R-TSR evolved from the specific abnormal mechanics of the rotator cuff deficient shoulder, as previously described. In the rotator deficient condition, the deltoid muscle becomes the predominant motor, but in an inefficient manner. The deltoid muscle contraction functions to result in “hinged abduction” of the humeral head/humeral shaft. The humeral head and greater tuberosity lever on the undersurface of the acromion and superior portion of the glenoid. Ta-TSR is contra-indicated in the setting of rotator cuff deficiency, due to the known catastrophic results to the glenoid component.

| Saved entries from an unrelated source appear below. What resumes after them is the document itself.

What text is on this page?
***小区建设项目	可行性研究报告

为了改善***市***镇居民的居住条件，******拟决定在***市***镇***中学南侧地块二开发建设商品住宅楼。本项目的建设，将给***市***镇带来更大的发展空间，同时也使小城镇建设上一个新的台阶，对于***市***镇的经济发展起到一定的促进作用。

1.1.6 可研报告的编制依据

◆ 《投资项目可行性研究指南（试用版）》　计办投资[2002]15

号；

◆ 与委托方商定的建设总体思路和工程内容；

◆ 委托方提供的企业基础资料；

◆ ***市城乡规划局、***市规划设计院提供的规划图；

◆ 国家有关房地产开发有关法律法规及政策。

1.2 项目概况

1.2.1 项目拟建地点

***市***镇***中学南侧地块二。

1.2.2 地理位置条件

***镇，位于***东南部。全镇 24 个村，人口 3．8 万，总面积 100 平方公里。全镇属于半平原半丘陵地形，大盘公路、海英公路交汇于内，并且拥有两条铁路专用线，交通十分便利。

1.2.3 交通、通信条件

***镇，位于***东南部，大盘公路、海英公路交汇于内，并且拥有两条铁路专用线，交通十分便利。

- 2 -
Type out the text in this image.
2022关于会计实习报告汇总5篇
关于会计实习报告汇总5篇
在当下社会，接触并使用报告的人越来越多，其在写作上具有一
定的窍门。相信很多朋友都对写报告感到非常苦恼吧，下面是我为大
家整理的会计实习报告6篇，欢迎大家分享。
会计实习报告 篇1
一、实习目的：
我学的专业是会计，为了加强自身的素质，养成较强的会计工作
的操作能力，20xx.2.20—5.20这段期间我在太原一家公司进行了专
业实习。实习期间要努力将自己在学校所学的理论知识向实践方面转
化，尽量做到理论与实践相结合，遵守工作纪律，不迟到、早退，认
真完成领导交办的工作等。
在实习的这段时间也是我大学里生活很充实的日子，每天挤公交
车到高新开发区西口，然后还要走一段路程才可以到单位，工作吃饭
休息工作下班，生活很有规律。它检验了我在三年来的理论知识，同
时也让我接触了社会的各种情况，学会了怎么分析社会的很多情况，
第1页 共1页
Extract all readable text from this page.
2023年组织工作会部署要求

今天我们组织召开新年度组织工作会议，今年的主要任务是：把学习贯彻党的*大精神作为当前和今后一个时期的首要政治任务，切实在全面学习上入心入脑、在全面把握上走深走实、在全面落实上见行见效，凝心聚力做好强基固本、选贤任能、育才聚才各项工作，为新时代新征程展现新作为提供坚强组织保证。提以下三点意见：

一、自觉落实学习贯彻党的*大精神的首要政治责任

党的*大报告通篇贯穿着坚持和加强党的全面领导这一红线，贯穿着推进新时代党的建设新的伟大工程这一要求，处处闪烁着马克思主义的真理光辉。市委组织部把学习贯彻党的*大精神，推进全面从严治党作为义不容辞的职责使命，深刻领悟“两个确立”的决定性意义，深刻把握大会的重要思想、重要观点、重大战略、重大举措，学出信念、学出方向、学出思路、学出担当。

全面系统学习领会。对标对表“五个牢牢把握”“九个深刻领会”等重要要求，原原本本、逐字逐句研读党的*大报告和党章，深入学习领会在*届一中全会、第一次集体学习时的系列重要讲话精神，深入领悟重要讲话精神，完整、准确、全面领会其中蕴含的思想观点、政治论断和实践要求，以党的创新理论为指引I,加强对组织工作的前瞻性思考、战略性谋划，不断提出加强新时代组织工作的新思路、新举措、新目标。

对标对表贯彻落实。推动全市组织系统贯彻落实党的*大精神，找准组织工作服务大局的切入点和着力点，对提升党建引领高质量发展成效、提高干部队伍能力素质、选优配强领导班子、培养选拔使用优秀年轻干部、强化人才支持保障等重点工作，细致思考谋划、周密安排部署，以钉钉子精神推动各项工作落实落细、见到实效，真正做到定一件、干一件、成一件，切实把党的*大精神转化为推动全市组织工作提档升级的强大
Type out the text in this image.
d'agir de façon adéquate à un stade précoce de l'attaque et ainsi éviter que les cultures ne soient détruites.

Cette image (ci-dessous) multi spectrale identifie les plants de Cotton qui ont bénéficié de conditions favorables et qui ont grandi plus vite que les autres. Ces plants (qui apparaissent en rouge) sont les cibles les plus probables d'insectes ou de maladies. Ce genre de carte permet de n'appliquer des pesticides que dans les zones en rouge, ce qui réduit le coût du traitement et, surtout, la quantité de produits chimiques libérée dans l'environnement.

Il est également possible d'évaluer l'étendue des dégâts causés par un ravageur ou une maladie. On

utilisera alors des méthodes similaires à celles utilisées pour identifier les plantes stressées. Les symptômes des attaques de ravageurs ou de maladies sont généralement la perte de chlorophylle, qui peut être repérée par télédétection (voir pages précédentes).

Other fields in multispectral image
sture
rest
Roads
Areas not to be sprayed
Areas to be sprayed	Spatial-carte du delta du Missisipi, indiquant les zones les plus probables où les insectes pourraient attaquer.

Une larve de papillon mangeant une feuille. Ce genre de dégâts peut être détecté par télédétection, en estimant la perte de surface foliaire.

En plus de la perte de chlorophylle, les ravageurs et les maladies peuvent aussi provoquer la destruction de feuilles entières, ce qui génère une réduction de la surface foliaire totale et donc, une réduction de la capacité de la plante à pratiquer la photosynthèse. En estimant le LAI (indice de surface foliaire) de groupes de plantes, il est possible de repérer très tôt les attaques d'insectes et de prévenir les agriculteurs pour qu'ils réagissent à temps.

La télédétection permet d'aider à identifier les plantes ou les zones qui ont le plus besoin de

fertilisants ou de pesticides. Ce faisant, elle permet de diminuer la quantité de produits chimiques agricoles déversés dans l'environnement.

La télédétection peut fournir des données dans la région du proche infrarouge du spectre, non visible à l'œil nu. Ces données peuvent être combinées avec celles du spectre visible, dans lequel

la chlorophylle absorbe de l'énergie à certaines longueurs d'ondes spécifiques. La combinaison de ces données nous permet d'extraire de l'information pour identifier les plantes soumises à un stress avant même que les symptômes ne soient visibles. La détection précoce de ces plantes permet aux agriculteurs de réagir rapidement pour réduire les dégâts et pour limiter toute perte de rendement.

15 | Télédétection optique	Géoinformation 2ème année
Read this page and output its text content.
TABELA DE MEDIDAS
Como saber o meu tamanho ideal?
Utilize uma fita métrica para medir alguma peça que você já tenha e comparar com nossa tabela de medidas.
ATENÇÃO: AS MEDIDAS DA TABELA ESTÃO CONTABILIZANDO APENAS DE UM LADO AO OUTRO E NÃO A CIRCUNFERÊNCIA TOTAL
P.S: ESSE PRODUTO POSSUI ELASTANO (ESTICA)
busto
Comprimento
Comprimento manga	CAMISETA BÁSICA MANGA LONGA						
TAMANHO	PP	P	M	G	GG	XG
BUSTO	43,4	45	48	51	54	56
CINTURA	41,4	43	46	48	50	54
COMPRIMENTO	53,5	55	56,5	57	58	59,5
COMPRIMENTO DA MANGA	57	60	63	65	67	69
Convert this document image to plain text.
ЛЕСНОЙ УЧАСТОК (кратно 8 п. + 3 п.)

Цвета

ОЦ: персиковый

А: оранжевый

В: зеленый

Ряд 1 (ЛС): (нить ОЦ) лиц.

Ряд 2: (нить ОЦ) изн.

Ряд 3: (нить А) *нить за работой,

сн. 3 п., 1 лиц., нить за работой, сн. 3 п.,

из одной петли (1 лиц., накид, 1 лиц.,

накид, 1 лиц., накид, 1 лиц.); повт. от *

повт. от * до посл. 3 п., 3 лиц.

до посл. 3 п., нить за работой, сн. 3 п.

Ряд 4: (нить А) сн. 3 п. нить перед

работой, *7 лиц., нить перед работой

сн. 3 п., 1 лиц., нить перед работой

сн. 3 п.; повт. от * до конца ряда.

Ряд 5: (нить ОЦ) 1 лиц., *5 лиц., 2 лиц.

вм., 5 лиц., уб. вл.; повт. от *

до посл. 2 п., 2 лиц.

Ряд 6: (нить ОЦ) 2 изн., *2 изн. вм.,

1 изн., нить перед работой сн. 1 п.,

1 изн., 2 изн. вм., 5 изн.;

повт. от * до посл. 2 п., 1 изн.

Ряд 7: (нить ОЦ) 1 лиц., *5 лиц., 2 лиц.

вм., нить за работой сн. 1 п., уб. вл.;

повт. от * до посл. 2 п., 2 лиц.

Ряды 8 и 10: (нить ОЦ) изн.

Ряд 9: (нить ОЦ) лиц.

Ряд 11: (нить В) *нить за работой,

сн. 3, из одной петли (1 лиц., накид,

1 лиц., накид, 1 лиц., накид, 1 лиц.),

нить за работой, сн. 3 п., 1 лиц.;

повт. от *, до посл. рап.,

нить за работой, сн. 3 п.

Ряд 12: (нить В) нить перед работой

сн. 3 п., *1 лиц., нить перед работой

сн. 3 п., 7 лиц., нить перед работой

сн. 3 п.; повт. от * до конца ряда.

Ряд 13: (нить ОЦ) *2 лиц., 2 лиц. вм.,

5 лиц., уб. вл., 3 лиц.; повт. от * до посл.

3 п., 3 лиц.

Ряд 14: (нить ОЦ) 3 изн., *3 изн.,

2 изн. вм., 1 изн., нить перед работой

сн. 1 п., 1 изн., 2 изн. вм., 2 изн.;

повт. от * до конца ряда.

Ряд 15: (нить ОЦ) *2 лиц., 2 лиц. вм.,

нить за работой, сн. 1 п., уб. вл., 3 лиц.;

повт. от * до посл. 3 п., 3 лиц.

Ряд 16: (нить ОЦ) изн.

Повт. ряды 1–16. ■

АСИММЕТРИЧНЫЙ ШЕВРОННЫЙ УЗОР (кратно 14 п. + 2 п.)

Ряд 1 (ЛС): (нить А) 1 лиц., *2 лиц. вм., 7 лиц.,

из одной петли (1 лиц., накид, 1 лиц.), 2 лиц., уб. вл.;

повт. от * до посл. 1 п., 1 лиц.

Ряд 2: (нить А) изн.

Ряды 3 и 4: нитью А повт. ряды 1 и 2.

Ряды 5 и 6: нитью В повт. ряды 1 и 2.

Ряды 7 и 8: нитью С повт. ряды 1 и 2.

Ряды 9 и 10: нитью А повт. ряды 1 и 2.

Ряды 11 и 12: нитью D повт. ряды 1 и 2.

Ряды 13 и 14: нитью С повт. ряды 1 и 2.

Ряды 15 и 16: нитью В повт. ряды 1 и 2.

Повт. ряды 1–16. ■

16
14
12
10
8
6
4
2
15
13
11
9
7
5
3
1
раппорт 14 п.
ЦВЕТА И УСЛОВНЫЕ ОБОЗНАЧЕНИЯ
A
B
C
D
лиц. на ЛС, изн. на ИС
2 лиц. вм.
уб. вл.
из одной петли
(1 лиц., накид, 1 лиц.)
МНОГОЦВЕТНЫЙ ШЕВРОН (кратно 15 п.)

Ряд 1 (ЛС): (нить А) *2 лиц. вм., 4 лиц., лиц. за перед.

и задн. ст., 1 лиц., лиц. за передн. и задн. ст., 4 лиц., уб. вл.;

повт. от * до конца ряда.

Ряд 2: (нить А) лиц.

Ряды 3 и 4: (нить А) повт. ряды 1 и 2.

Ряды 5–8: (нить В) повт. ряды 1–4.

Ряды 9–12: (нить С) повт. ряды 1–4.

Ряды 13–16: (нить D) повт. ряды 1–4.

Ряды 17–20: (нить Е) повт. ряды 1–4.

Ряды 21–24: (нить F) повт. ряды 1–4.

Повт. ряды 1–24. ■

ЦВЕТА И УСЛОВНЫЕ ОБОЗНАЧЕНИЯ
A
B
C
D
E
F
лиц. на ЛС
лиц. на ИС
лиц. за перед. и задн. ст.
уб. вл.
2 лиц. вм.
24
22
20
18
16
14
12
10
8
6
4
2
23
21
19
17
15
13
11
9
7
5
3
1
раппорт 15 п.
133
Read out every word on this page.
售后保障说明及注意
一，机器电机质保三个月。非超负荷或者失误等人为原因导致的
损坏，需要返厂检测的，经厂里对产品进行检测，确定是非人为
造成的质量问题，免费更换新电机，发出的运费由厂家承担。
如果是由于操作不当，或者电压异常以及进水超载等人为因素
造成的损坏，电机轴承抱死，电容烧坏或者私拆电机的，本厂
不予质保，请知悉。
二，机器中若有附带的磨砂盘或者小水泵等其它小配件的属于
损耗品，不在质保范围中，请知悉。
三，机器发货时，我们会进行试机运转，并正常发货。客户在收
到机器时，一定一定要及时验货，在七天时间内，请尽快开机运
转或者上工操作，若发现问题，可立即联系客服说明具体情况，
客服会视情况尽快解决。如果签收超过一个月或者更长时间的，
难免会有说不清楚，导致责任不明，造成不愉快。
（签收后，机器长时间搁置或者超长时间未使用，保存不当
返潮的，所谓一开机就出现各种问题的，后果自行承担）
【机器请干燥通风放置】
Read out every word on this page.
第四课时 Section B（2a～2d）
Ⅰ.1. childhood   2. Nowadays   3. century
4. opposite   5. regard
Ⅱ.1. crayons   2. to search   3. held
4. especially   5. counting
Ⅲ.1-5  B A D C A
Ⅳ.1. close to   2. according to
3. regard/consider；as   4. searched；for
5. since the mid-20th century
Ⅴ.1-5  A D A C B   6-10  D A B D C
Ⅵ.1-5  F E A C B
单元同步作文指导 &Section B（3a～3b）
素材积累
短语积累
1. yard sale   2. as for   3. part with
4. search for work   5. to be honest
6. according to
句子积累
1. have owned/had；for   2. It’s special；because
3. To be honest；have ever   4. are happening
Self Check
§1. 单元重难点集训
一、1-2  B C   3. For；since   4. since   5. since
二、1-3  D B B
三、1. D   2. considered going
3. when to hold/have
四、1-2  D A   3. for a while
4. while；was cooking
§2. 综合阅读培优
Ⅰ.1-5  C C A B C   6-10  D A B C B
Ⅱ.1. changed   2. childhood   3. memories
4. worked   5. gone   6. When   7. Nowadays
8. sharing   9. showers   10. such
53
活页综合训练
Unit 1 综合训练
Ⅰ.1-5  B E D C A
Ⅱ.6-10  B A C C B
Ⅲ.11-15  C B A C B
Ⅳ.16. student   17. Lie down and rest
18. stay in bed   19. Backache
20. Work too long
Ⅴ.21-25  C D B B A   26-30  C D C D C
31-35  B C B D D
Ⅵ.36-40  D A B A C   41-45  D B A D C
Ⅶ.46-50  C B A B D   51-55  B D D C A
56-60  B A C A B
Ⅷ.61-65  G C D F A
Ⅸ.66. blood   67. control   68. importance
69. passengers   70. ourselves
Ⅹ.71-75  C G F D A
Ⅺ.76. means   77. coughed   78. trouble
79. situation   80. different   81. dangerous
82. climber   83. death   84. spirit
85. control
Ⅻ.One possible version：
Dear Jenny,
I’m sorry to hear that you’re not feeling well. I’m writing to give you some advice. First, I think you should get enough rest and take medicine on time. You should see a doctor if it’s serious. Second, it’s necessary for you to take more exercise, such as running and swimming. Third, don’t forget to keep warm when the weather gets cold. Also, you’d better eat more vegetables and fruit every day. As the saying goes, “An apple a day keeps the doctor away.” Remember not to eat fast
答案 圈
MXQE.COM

The development of the r-TSR addresses the rotator cuff deficient, painful arthritic shoulder. The design of r-TSR is to maximize deltoid fiber length to allow more efficient contraction and function of the deltoid in elevation of the arm. The prosthetic components are designed to change the C.O.R. to one that is more inferior and medial to the native joint.
The design of r-TSR has also evolved over the past 20 years. The original “Grammont” style sought to inferiorly displace the humerus to maximize deltoid fiber length; this resulted in inferior scapular notching, leading to failure. The current revised designs include a C.O.R. which is more lateral and inferior to the native C.O.R. The implant design is for an in-growth trabecular metal baseplate with locking screws to secure the component to the bony glenoid. The relatively minimally curved glenoid is replaced with a glenosphere: a solid Co—Cr semi-spherical to spherical surface that attaches to the in-growth metal base-plate. This is typically through a combination of a Morse taper fit and center screw fixation. The glenosphere is typically inserted at an inferiorly directed version angle, between 5-10 degrees. This allows for inferior offset of the humerus, elongation of the deltoid muscle fibers and a joint reactive force in line with prosthetic alignment.
R-TSR already have asymmetric, higher shear and higher loading of the glenoid component, called the glenosphere and baseplate construct. Despite these greater loads, in growth metal baseplates with locking screws are not the cause of failure, due to the excellent bone incorporation and stability.
The r-TSR has a different humeral component design as well. Where the ta-TSR has the Co—Cr humeral head, the r-TSR had the Co—Cr glenosphere attached to the glenoid. The humerus had a stemmed component but attached to the top is a polyethylene cup or humeral cup to articulate with the glenosphere. The modularity of components, specifically glenosphere sizing and humeral cup sizing, allow for multiple permutations to achieve the most successful and stable construct.
Current long-term studies on viability of r-TSR have revealed that the construct of an in-growth metal baseplate with locking screws has excellent long-term fixation without evidence of loosening, even in osteoporotic bone.
Currently, there is not a single company known to the inventor that has a universal baseplate for both ta-TSR and r-TSR. Further, the modularity that exists today allows only for conversion of a ta-TSR humeral stem to accommodate a r-TSR humeral cup. Conversion to a r-TSR requires removal of the polyethylene glenoid with reconstruction of the glenoid bone with tricortical bone, often taken from the patient's own iliac crest, and consequential donor site morbidity.